Under the Securities Act of 1933, any offer to sell securities in the US must either be registered with the United States Securities and Exchange Commission (SEC) or meet certain qualifications to exempt them from such registration. These exemptions for registration requirements are described in SEC Regulation D, or “Reg D”. Some companies are allowed under Reg D to sell securities without having to register the offering with the SEC, which can make access to capital markets a possibility for companies not able to bear the costs of SEC registration.
A reading of the Reg D text spells out what the purpose behind the regulations are – to ensure, among other things, that offers to sell securities are limited to investors meeting certain criteria of “sophistication” and “wealth” and “accreditation”. These and other key terms have specific meanings in the regulations and need to be very well-understood before offers of securities are made.

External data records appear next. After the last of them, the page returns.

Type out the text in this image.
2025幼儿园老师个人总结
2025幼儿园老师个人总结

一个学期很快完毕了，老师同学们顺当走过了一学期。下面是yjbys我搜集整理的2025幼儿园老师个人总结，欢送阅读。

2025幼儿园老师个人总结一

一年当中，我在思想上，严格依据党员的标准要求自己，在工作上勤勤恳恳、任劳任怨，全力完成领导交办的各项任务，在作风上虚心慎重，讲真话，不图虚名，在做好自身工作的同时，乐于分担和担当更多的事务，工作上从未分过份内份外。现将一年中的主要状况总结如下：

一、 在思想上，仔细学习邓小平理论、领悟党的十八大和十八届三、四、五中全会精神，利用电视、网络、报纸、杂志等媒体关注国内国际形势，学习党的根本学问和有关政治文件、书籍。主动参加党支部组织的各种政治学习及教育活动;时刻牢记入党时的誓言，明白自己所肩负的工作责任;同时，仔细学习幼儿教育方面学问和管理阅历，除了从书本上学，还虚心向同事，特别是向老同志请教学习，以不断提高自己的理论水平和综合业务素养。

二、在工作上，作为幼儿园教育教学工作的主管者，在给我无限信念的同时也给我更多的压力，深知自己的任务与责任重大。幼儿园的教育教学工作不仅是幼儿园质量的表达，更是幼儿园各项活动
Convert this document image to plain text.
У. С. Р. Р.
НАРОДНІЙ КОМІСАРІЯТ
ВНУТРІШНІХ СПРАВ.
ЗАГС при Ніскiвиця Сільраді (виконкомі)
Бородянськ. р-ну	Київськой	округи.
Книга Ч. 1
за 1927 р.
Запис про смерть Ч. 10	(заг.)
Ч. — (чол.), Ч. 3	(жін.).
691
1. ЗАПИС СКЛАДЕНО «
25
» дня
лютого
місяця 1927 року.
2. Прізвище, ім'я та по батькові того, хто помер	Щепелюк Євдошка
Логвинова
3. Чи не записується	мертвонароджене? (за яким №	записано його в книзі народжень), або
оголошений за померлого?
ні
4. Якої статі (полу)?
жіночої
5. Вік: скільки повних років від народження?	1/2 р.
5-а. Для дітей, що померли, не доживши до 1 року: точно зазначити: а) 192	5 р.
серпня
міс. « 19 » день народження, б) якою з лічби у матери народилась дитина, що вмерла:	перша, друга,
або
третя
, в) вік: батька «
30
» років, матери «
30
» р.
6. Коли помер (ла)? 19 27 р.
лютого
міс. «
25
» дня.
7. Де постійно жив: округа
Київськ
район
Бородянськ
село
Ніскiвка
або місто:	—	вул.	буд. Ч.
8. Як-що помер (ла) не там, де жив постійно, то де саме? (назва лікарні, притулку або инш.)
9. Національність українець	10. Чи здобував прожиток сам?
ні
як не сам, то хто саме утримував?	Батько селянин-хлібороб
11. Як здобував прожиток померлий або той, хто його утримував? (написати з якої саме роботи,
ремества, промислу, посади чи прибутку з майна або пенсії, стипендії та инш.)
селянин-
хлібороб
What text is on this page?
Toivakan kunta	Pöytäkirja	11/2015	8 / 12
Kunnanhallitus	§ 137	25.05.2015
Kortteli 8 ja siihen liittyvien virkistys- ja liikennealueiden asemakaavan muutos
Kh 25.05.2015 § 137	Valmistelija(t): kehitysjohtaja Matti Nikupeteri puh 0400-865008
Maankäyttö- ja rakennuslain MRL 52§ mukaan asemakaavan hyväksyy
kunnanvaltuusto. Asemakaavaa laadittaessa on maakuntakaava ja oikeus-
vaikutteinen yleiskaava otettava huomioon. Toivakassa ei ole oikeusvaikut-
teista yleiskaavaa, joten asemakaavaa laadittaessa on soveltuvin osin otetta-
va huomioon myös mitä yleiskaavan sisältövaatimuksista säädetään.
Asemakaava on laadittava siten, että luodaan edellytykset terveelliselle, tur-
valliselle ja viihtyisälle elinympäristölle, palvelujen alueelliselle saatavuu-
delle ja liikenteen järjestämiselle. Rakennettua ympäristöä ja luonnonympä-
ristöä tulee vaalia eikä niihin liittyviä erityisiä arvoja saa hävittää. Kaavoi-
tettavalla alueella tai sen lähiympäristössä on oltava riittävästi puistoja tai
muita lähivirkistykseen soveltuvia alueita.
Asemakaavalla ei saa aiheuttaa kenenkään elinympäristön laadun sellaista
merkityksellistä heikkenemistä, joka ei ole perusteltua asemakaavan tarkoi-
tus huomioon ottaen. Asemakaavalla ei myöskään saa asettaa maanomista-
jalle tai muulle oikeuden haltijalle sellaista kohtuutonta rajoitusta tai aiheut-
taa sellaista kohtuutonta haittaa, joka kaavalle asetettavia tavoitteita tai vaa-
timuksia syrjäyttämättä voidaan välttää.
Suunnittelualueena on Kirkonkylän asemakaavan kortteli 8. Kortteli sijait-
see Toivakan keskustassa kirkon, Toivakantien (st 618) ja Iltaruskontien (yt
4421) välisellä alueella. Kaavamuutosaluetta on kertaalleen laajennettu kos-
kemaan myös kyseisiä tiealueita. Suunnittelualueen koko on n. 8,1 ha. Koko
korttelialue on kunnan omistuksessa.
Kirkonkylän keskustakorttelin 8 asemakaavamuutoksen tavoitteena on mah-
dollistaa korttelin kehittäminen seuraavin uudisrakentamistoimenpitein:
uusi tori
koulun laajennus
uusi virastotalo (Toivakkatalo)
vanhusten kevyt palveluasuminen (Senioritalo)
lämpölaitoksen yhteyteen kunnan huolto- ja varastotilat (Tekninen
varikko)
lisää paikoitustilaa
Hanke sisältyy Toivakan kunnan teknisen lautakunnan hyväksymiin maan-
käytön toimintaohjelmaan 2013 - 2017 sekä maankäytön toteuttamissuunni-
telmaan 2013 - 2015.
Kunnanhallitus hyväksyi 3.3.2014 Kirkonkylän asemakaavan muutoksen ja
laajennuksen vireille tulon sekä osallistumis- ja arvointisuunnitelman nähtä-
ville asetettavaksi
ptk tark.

Further, such offerings have been historically prohibited from being “general solicitations” announced with “general advertising”. It’s these prohibitions concerning communications and solicitations that are changing.
The JOBS Act Relaxes Regulations For The First Time In 80 Years
On April 5th, 2012, President Obama signed into law the Jumpstart Our Business Startups (JOBS) Act, which is the first relaxation in Reg D in its over eighty years as a law. In response, SEC has proposed amendments to offerings under Rule 506 that include:
To implement Section 201(a) of the JOBS Act, we are proposing to amend Rule 506 to provide that the prohibition against general solicitation contained in Rule 502(c) shall not apply to offers and sales of securities made pursuant to Rule 506, as amended, provided that all purchasers of the securities are accredited investors and the issuer takes reasonable steps to verify that the purchasers are accredited investors. In addition, we are proposing to amend Form D, which is a notice required to be filed with the Commission by each issuer claiming a Regulation D exemption, to add a check box to indicate whether an offering is being conducted pursuant to the proposed amendment to Rule 506 that would permit general solicitation.
Broadly speaking, private placement just got easier. Could this relaxation of regulation open up capital markets in significant amounts? A study of SEC’s own data and that of Thompson New Issues says that in 2011, the estimated amount of capital (including both equity and debt) raised in Rule 506 offerings was $895 billion, compared to $984 billion raised in registered offerings. The answer appears to be a qualified yes.